Мы сливаемся друг с другом, наслаждаясь каждым мгновением этого прекрасного момента. Ныряем в сладкий плен наслаждения и сходим с ума, переплетая наши тела и жадные дыхания. Пространство заполняется постыдным звуком ритмичных и звонких шлепков, но это та стадия, когда уже не стыдно, и совсем не думаешь о последствиях или морали.
Мои железные ладони впиваются в ее мягкие ягодицы, оставляя следы и синяки. Движимый нечеловеческой, стремительной, хищной силой и желанием обладать, я проникаю в нее с каждым толчком все сильнее. Ева вытягивается словно струна и дрожит в моих руках в приближении разрядки. Ее дыхание учащается, зрачки мечутся под полузакрытыми веками, живот сводит судорогой.

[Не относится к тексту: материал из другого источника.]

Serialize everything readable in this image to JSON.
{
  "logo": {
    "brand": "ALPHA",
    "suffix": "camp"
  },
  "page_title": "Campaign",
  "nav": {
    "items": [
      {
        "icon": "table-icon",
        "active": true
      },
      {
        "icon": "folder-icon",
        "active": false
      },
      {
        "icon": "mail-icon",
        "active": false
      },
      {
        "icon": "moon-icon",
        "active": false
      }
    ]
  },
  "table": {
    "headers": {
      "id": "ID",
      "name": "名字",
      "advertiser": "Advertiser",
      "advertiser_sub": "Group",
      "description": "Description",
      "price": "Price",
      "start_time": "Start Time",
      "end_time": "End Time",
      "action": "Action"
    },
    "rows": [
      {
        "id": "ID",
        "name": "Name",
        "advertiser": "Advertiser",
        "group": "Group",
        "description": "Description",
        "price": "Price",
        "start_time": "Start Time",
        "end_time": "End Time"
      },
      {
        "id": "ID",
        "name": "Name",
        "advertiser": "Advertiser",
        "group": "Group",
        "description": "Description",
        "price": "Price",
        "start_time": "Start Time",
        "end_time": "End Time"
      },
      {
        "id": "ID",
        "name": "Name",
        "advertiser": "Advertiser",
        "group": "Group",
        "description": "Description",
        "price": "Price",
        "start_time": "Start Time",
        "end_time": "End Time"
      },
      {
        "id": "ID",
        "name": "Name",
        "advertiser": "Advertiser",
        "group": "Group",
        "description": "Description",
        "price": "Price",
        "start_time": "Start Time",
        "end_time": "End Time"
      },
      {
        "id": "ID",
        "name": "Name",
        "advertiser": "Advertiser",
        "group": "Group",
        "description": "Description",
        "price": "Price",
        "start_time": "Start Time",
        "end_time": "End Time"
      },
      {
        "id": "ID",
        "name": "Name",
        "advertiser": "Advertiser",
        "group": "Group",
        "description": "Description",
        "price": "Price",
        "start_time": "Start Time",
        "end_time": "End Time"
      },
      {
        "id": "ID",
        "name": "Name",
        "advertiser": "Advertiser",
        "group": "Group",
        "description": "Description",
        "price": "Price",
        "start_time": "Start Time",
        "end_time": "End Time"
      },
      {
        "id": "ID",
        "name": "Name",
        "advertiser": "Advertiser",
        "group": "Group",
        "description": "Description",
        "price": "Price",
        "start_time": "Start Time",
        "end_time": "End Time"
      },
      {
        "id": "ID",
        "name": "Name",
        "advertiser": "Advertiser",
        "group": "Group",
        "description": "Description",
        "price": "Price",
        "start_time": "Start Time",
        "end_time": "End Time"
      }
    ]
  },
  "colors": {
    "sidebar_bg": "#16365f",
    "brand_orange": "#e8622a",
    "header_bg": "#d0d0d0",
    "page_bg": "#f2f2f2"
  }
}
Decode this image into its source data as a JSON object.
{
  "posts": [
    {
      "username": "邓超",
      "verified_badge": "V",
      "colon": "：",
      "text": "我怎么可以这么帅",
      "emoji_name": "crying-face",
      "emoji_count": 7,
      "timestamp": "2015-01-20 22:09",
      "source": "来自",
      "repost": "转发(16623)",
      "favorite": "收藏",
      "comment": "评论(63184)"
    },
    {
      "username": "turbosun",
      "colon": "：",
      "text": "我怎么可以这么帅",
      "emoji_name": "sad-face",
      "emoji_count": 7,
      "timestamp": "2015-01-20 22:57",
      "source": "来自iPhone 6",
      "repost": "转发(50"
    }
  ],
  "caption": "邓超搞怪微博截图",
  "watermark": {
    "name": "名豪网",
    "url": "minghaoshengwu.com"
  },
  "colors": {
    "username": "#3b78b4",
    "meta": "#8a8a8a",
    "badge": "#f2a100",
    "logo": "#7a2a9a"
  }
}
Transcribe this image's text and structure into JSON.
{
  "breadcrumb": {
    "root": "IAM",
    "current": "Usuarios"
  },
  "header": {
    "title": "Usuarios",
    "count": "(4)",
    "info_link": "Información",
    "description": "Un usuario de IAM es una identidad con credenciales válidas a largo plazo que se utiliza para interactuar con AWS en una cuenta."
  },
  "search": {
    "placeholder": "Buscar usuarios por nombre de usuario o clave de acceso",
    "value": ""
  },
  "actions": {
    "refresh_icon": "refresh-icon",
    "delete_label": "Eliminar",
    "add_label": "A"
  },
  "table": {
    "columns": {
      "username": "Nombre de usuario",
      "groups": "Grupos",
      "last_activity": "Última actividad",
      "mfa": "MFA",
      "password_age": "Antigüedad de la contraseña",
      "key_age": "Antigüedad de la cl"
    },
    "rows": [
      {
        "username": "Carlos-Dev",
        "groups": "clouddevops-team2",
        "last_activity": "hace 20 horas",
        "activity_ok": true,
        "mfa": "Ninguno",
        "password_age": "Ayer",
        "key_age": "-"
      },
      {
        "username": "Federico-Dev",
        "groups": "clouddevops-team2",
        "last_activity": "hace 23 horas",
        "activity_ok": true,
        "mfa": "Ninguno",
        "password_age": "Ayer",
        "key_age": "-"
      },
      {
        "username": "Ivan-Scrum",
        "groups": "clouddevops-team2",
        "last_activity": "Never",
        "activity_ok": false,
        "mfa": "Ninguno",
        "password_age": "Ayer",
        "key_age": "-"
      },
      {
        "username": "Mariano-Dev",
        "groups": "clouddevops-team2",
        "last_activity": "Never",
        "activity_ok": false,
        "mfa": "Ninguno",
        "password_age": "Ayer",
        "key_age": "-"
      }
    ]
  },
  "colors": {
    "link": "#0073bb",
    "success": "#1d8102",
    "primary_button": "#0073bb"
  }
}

Я с силой сжимаю руки на ее бедрах. Движения ускоряются, доводя безумную гонку до предела. Ева хватает ртом воздух, растворяясь в ощущениях. Я чувствую, как оргазм пронзает ее насквозь – от пульсирующей венки на шее до напряженных пальцев ног. Она прижимает меня к себе ногами из последних сил и стонет, выгибаясь навстречу.
Я смотрю на Еву, поглощенный темной бездной ее глаз, и понимаю, что больше нет сил сопротивляться. Врываюсь в нее последний раз, глубоко и до предела, заставляя содрогаться от конвульсий, и тоже кончаю. Мой член внутри нее часто пульсирует, и ее мышцы сжимают его как можно теснее. Этот короткий и острый оргазм опустошает и умиротворяет мое тело. Я хрипло стону, ловя взгляд Евы, которая водит пальцами по моей мокрой спине под футболкой. Тону в ее глазах, растворяюсь.
Поразительно, но человек всегда четко осознает, если он несчастен. Легко может определить свои чувства: грусть, одиночество, злость, раздражение. Но никогда четко не может сказать, что такое счастье. Это что-то такое, что не поддается объяснению. Что-то свыше. И этим необъяснимым и возвышенным я наполнен сейчас до краев.
– Не переживай, – шепчет Ева, заметив, что я напряженно прислушиваюсь к тишине. – Он не услышит. Батя всегда дрыхнет как убитый. Я дождалась, когда он захрапит, и только потом спустилась.